Origin of the Taino


Civilization has existed in the Caribbean for thousands of years despite the Eurocentric assumption that the "New World" was discovered in 1492. The peopling of the Caribbean is not the product of a single discovery; its history is not mirrored in the narrative of a single expedition. Rather, it has been a lengthy process of assimilation and conquest. The arrival of the Europeans was a harsh and drastic example of this process. Many different groups have migrated to and within the Caribbean. Cultures have dominated, and cultures have submitted. With each new migration the Caribbean culture evolved. The culture continues to change, even today, with recent continental gentrification. Each influx brings new characteristics, oftentimes at the expense of the rich traditions of the past.

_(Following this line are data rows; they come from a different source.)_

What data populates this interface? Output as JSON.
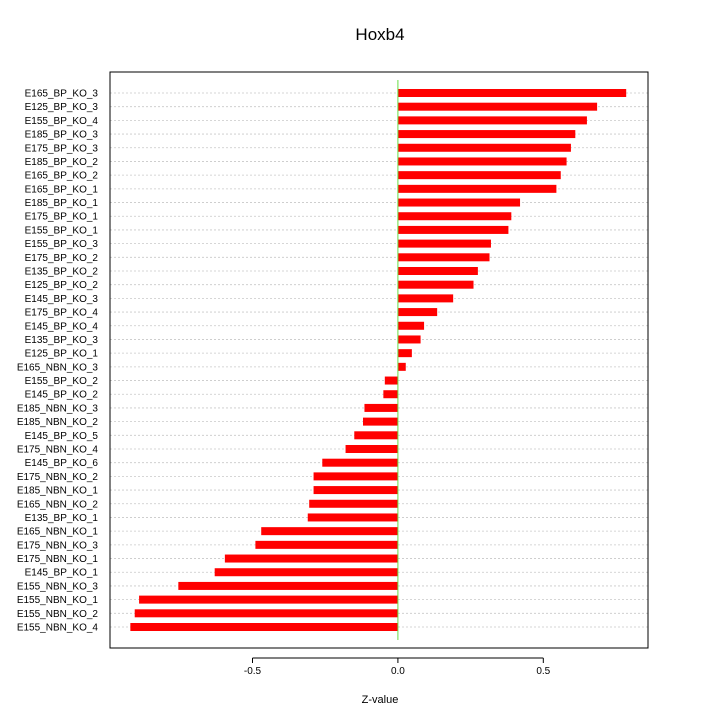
{
  "chart_data": {
    "type": "bar",
    "orientation": "horizontal",
    "title": "Hoxb4",
    "xlabel": "Z-value",
    "ylabel": "",
    "xlim": [
      -0.99,
      0.86
    ],
    "xticks": [
      -0.5,
      0.0,
      0.5
    ],
    "xtick_labels": [
      "-0.5",
      "0.0",
      "0.5"
    ],
    "grid": true,
    "bar_color": "#ff0000",
    "zero_line_color": "#66dd44",
    "categories": [
      "E165_BP_KO_3",
      "E125_BP_KO_3",
      "E155_BP_KO_4",
      "E185_BP_KO_3",
      "E175_BP_KO_3",
      "E185_BP_KO_2",
      "E165_BP_KO_2",
      "E165_BP_KO_1",
      "E185_BP_KO_1",
      "E175_BP_KO_1",
      "E155_BP_KO_1",
      "E155_BP_KO_3",
      "E175_BP_KO_2",
      "E135_BP_KO_2",
      "E125_BP_KO_2",
      "E145_BP_KO_3",
      "E175_BP_KO_4",
      "E145_BP_KO_4",
      "E135_BP_KO_3",
      "E125_BP_KO_1",
      "E165_NBN_KO_3",
      "E155_BP_KO_2",
      "E145_BP_KO_2",
      "E185_NBN_KO_3",
      "E185_NBN_KO_2",
      "E145_BP_KO_5",
      "E175_NBN_KO_4",
      "E145_BP_KO_6",
      "E175_NBN_KO_2",
      "E185_NBN_KO_1",
      "E165_NBN_KO_2",
      "E135_BP_KO_1",
      "E165_NBN_KO_1",
      "E175_NBN_KO_3",
      "E175_NBN_KO_1",
      "E145_BP_KO_1",
      "E155_NBN_KO_3",
      "E155_NBN_KO_1",
      "E155_NBN_KO_2",
      "E155_NBN_KO_4"
    ],
    "values": [
      0.785,
      0.685,
      0.65,
      0.61,
      0.595,
      0.58,
      0.56,
      0.545,
      0.42,
      0.39,
      0.38,
      0.32,
      0.315,
      0.275,
      0.26,
      0.19,
      0.135,
      0.09,
      0.078,
      0.048,
      0.027,
      -0.045,
      -0.05,
      -0.115,
      -0.12,
      -0.15,
      -0.18,
      -0.26,
      -0.29,
      -0.29,
      -0.305,
      -0.31,
      -0.47,
      -0.49,
      -0.595,
      -0.63,
      -0.755,
      -0.89,
      -0.905,
      -0.92
    ]
  }
}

The tropical paradise for which the Caribbean is known serves only as a backdrop to the colorful tapestry of cultures, which have constructed the history of the region.

The First People to Live in the Caribbean
The first people to live on a Caribbean island were the descendents of hunters from the Yucatan Peninsula. They crossed the 125-mile wide Yucatan Passage about 6,000 years ago and established themselves first in Cuba and then in Hispaniola.

They were a Stone Age people who made their tools and weapons out of shells, bones and stone. They lived by hunting, fishing and gathering, activities that the large islands of Cuba and Hispaniola were well suited for, with their fertile river valleys lush with tropical vegetation, upland forests, mangrove lagoons, and extensive coastal environment.

The First People in Vieques
The second wave of migration to the Caribbean began about 1,000 years later, by a people who we call Los Archaicos or The Ancient Ones.

The Archaicos came from what is now the nation of Venezuela and later migrated to Trinidad when that island was still attached to the South American mainland. From there they entered the chain of smaller eastern Caribbean islands we call the Lesser Antilles and worked their way northward establishing settlements from Grenada to Vieques and Puerto Rico.

The Archaicos were a coastal people. Their settlements were small and widely dispersed and they survived mainly on the resources provided by the sea. Their artifacts include barbed spearheads made of bone, ornaments made from perforated animal teeth, and tools made from stone, bones and shells.

The Second Wave of Migration
About 500 BC, a second wave of Native Americans, farmers and pottery makers, also originally from the river valleys of South America, migrated to Trinidad from where they too proceeded up the island chain arriving on Vieques around the birth of Christ.

Like the Europeans who came to the islands 2,000 years later, the farmers did not find their newly “discovered” territory to be unoccupied. And like the Europeans, the newcomers overwhelmed the pre-existing peoples they encountered, resulting in a blending of the two cultures.

The people of the eastern Caribbean lived comfortably, farming, fishing and hunting. They fabricated pottery, played ball and worshipped their gods. Additionally, they established an extensive trading network both within the Eastern Caribbean as well as with peoples as far away as the South American mainland.

(Archeological digs have uncovered gemstones and shells with drawings of animals only found in South America, an excellent example of which is the Jadeite Condor found on Vieques.)

The Emergence of the Tainos
The inhabitants of Lesser Antilles, the Virgin Islands, Vieques and Puerto Rico, eventually came into contact with the inhabitants of Cuba and Hispaniola. The result of this contact was the emergence of a new culture, the Taino.

According to their legends, the Tainos originated in caves in a sacred mountain in Hispaniola. Modern research indicates that this myth is based in reality and that Taino culture evolved locally in eastern Hispaniola from where it spread eastward to Puerto Rico, Vieques and the Virgin Islands and westward to Cuba, Jamaica and the Bahamas.